Dovecot cannot find mailboxes
Edgar, thank you for your help:
I have solved gaining access from a client (Evolution) via IMAP to the
server: I can refresh, add folders, and delete folders. But I am still
confounded, as IMAP does not see any mailboxes. Neither we from the
command line (telnet, openssl, login, select) nor the system can find
the mailbox, despite following FindMailLocation:
telnet, openssl, login, then
b select inbox
* 0 EXISTS
* 0 RECENT
and postfix fails with
2016-07-23T21:22:37.312039-04:00 lavarre postfix/error[17088]: A8DA2C1BB2:
to=, orig_to=, relay
But the mailboxes do exist in /var/mail/vhosts/privustech.com/andy and
we point to them in /etc/dovecot/users.
doveconf -n is attached.
-
Two issues are:
1. file permissions and ownership
2. virtual versus system users
1. It appears that having the correct ownership and permissions on
various files is critical (of course), but those parameters must also
be included in the interior of the /etc/dovecot/user.

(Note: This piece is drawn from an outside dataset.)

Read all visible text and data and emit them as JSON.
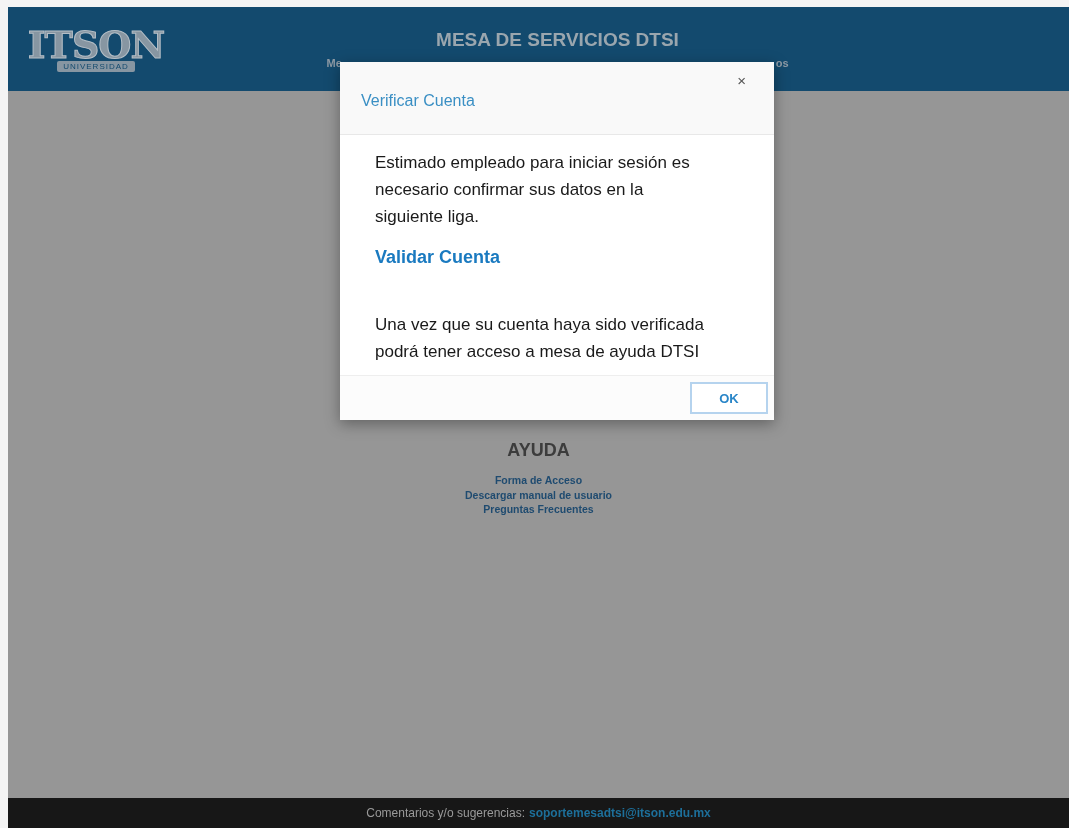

So if you change
permissions you also must change that file.
For example, you said:
i also noticed your certificate chain is broken.
http://wiki2.dovecot.org/testinstallation
I worked through this link, thank you. Changing permissions for the
directories /var/mail/* to
root:mail ($UID:$GID = 1000:12)
and then changing /etc/dovecot/users correspondingly to
u...@privustech.com:{plain}actualpassword:1000:12
::/var/mail/vhosts/privustech.com/user
now allows a normal login. and we can create a new folder (e.g., work)
and delete it. However, this is at variance with
http://wiki2.dovecot.org/HowTo/SimpleVirtualInstall
which says to set the ownership to vmail:vmail ($UID:$GID = 100:
5000). Doing so breaks dovecot.
2. The various links suggest that having virtual users is preferable to
setting system users. The former do not require directories under /homebut they
do require a directory in the mail system, which I have provided under
/var/mail/vhosts. It also turns out that for virtual users you must include the
domain (a...@privustech.com). Making that change allowed the success reported
above. But despite that, we still cannot find the mailboxes on login.
Any thoughts on how to have IMAP find the mailboxes (beyond
FindMailLocation, which doesn't seem to work for me) would be most
appreciated.
Kind regards, Andy
# 2.2.18: /etc/dovecot/dovecot.conf
# Pigeonhole version 0.4.8 (0c4ae064f307+)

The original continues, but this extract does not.